[MD] Galileo and the church

MarshaV valkyr at att.net
Tue Dec 14 00:38:52 PST 2010


dmb,

Are you clinging to Arlo's pant leg these days?   


Marsha  



On Dec 13, 2010, at 4:37 PM, david buchanan wrote:

> 
> 
> 
> "... What eventually drew the Church into conflict with Galileo were its lay academic advisors, who insisted that Rome had a duty to stop Galileo, for if he were left unchecked, he would destroy the entire university system by undermining the Aristotelian beliefs on which it was based.  These scholastic philosophers refused to even look through a telescope, for they adamantly insisted that whatever was seen through the lenses that contradicted their beliefs, had to be optical illusions." B. Alan Wallace, Mind in Balance, pg 18, hardcover edition.
> 
> Arlo said: 
> To suggest that were it not for "academics", the Church would have otherwise embraced Galileo is nonsense. However, were it not for fundamentalists and literalists, it very well may have.
> 
> John replied:
> Well then, you should probably take up that with Wallace, for he plainly is making a different case from yours. ... blame it on the lawyers, in the interest of peace,  but lets face it, it was the academics who trained the lawyers... so ...
> 
> dmb says:
> I think John is misreading Wallace. You have to realize that there was no such thing as academia or science in the sense that we think of them today, as separate from government and religion. In the pre-Modern age of scholasticism - wherein Aristotle was fused with Christian theology - art, science, religion and politics were not yet differentiated. They were all one thing. The basic definition of modernity is the differentiation of these domains. In those days, for example, astronomers could be branded as heretics. If Copernicus is right, then Aristotle is wrong and that's unacceptable because that means Christian theology is wrong. The whole thing was so interconnected that a telescope could just about kill God himself. Thus the panic.
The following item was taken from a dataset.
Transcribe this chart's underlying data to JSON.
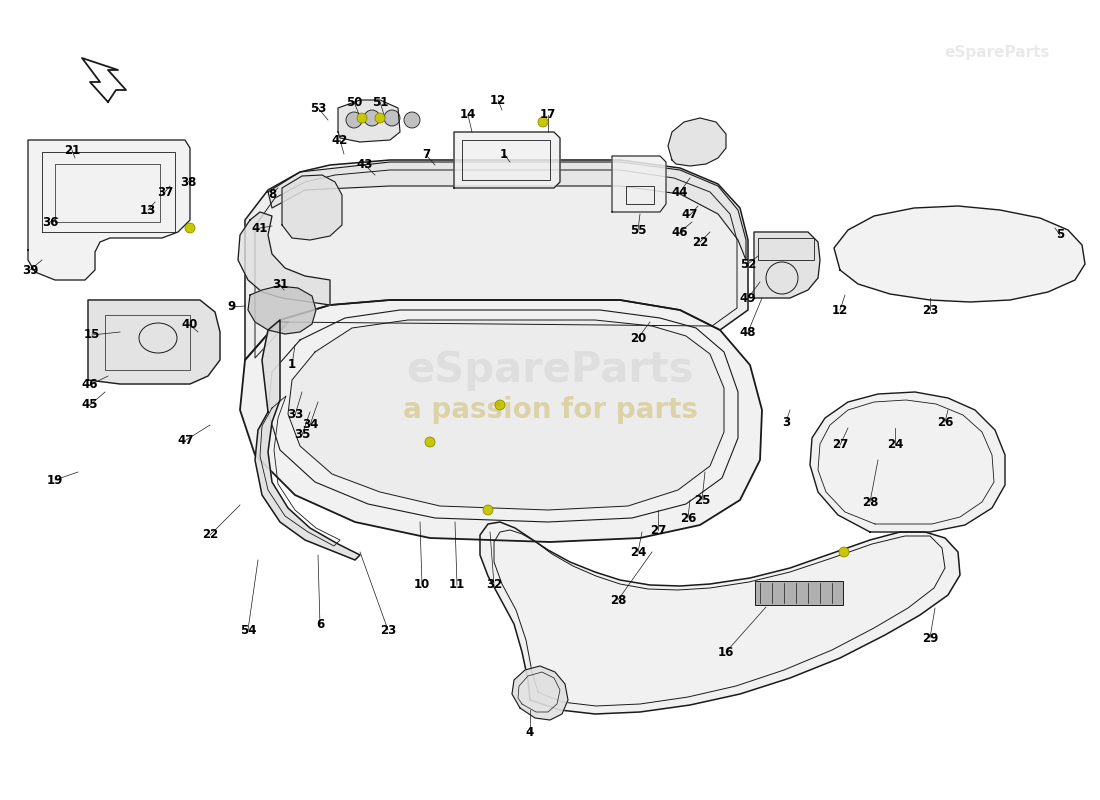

If the earth moves and isn't the center of the universe... Try to imagine their horror. Back in those, people got killed for saying the earth moves. Now Carol King can sing about it - erotically, no less.
> 
> Arlo:
> ...The exact same divide that has fundamentalists claiming the earth is only 6000 years old, dinosaurs rode on a big boat to survive a flood, and everyone who does not call god by a certain name is going to hell. THESE are the people threatened by advances in understanding made through observation. ..This whole "big bad academics" nonsense is really getting sad.
> 
> 
> 
> dmb says:
> 
> I agree. It seems to me that academia is still fighting for independence. One hundred years ago a person could not graduate from Harvard without studying a whole bunch of theology. It could even be that you HAD to get a degree in Divinity along with whatever else you studied. Religious and political conservatives don't have much power to interfere directly anymore, thank God, but they sure do make a full time job out of hating academia. Of all the things in the world to complain about, Universities are what bugs you? 
> 
> The Inquisitors were not inquisitive so much as they were torturous. Torturous also happens to describe John's version of history.